I have tested the PH of seawater at various times through the day and night and the PH has always been the same regardless of what time the samples where taken.
In my opinion, anyone who keeps a marine tank with a PH below 8.3 is stressing their fish and forcing them to live in unnatural conditions. Marine fish evolved in a stable envirnment over millions of years and the oceans have been extremely stable during that time. Most marine fish still resemble their ancient ancesotrs.
 
I think we're mincing hairs here between theory, practice, experience and reality.

Yes, in theory we are trying to create a miniature slice of the sea, and in reality the pH of the sea does not change much, if at all.

Yes, in theory we should all have great flowrate, wonderful surface agitation, wavemakers, and 10 mile high skimmers to create the best gas exchange possible. However in reality, the practices of keeping a practical marine tank often lead to some modicum of pH swing. Many design and cost limitations are to be factored in here, each one unique to each person's system.

Now out of experience I can tell you that a swing of 0.2pH in a 24 hour period (as Lynden said) does not seem to affect most corals or invertebrates too seriously. I'm sure they would enjoy the ideal theoretical sea we are trying to create, but they can tolerate a slightly less than ideal amount of pH stability. What my own experience has shown me is that if carbonate levels are sufficient, overall coral health is also sufficient (as always there's exceptions to the rule) despite some pH swing. Growth may not be phenomenal, but the corals do not suffer or recede.

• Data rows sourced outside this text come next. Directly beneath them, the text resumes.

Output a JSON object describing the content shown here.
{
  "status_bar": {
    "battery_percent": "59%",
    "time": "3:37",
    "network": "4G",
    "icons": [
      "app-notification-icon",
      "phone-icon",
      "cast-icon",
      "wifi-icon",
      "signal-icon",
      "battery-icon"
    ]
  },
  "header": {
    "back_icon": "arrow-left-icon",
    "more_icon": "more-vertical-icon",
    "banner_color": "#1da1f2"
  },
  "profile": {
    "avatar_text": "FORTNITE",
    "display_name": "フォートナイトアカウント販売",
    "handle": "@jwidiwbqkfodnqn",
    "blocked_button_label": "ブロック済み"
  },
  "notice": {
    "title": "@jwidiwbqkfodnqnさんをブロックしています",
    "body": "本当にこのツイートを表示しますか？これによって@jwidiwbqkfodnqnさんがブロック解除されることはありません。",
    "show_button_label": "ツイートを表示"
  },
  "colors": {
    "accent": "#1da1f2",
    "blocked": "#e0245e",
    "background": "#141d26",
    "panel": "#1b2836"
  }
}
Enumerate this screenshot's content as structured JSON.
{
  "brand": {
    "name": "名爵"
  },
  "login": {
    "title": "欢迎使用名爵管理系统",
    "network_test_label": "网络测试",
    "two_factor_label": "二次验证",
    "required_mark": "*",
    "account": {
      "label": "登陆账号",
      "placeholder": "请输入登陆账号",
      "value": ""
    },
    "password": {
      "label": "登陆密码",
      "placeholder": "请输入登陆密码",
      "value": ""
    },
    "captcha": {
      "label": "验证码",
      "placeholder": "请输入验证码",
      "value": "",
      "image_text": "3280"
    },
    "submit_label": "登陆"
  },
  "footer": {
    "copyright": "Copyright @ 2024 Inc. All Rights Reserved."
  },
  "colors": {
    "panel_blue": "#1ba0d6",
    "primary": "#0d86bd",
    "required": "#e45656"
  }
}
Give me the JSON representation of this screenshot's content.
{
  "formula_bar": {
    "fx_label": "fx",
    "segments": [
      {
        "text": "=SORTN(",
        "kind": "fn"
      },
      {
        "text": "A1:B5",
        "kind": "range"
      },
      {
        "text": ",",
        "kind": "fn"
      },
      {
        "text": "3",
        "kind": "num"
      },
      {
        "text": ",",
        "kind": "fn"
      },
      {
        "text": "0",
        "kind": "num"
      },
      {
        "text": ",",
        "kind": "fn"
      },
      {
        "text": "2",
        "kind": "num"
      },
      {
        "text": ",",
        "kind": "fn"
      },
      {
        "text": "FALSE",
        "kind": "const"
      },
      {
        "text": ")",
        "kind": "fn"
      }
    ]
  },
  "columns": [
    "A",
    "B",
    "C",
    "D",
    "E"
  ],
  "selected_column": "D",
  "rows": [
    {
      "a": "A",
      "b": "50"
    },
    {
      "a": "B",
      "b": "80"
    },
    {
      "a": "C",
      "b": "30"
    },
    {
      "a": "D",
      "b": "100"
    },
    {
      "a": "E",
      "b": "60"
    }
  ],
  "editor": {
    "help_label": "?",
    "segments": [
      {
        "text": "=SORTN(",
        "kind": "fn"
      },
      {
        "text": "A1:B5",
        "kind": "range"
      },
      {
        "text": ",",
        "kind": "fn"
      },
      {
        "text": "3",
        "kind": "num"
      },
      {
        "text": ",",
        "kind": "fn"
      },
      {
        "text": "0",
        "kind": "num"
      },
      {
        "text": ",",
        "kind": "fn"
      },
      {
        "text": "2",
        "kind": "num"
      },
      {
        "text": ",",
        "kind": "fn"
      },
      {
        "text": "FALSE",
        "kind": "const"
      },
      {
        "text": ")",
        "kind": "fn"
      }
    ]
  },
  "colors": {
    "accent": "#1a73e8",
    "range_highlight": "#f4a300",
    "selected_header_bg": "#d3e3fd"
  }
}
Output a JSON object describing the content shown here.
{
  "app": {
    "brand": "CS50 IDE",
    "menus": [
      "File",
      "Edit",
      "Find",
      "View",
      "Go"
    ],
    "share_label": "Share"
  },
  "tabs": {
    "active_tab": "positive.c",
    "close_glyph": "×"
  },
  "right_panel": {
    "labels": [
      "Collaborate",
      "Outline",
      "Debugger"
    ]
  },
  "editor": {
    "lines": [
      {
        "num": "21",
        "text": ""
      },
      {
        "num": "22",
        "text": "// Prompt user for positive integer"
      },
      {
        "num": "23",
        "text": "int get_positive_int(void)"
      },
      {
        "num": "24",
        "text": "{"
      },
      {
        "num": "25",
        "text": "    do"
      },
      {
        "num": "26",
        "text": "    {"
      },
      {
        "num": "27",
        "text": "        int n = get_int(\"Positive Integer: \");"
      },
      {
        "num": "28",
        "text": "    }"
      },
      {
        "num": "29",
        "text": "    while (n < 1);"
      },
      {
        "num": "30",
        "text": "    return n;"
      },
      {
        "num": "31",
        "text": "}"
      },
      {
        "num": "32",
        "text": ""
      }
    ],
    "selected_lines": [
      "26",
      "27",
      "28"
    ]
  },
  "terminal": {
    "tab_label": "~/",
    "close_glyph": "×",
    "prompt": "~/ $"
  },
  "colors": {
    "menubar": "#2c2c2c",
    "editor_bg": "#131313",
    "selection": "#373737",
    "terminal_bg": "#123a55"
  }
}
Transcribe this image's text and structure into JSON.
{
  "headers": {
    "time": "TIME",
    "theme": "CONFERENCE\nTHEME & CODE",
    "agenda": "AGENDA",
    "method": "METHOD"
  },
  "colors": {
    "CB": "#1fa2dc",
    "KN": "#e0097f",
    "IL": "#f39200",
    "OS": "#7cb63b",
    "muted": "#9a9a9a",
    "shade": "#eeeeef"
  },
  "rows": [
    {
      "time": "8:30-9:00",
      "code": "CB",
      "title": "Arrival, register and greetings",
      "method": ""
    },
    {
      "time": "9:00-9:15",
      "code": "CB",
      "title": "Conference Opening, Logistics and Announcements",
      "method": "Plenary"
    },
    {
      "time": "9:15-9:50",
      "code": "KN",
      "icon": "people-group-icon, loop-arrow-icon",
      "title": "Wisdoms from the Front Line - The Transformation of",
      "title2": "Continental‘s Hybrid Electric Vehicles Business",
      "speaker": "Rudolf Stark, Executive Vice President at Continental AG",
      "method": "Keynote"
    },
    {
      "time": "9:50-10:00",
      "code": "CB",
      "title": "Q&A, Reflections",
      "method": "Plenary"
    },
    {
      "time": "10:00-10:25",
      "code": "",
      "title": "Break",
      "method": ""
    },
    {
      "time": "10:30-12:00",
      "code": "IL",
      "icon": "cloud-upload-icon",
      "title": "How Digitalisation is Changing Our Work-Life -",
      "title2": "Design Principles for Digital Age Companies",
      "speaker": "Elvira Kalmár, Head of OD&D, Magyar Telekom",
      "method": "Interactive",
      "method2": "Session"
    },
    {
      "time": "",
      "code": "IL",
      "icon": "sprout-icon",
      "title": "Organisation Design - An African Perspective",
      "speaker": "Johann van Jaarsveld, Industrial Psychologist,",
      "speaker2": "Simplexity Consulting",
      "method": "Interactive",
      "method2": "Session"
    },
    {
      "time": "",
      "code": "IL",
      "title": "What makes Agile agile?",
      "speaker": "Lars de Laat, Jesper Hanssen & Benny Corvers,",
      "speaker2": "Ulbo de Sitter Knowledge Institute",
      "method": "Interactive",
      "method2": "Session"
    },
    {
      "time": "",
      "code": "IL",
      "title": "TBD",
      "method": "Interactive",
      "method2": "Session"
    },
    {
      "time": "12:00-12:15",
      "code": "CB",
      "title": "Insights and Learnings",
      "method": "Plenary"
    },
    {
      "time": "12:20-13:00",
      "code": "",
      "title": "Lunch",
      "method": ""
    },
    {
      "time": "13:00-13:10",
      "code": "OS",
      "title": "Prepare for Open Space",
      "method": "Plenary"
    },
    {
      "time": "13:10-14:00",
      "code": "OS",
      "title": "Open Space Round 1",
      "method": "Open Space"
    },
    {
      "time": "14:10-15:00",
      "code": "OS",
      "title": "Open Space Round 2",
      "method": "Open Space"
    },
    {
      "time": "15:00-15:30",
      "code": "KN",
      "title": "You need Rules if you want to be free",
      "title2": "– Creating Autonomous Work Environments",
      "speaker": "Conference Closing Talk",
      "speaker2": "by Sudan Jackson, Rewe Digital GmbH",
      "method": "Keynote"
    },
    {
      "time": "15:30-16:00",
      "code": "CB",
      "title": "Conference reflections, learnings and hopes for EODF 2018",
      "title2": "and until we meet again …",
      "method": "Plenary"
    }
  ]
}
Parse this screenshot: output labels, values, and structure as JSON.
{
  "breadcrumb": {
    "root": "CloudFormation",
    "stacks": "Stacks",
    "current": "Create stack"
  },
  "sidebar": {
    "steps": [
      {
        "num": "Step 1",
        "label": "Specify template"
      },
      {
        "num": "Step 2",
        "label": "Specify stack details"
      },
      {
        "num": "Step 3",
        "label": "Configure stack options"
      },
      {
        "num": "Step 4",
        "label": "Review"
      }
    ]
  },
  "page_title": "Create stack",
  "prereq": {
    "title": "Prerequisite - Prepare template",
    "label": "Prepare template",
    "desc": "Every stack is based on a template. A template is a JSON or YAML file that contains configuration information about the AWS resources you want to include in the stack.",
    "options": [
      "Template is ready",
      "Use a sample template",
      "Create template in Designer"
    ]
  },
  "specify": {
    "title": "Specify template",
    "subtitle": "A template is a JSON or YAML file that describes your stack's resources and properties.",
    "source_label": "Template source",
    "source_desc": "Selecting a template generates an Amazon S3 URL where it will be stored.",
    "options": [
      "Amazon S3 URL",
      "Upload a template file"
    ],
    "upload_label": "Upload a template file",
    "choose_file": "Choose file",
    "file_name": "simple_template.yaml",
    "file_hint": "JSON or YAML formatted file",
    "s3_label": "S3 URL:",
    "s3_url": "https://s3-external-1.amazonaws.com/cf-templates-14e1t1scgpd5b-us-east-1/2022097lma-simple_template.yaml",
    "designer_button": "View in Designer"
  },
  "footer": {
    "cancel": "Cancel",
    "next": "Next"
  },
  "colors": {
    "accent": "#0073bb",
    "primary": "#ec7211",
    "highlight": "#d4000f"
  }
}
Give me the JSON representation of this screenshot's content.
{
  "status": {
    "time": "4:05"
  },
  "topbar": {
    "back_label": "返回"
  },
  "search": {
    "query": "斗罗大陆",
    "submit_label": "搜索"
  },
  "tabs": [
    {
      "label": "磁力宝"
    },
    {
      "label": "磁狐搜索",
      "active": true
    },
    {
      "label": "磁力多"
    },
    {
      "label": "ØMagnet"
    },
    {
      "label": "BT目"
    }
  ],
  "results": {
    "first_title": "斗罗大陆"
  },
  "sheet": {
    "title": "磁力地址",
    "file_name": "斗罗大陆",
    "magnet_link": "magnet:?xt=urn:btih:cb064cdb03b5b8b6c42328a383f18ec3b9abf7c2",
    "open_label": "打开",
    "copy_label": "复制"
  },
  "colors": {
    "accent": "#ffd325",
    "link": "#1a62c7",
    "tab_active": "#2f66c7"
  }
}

My own tank with a sump, BIG skimmer, Ozone, and so much surface agitatoin that salt creep is a continuing major nuisance will even swing 0.1 or 0.2 units of pH per day.

Point bieng, we try to create the ideal but realize we're only human and our tanks are a drop in the proverbial ocean
 
pH does swing in tanks, no doubt about that. Whether it does or not in the ocean depends on the area. Some tidal pools can swing massively, but the open ocean and some reefs do not... that stated in an attempt to not incite another giant debate and have myself be disqualified from moderatorship... again. To say that pH cannot be below x value in a marine tank is false.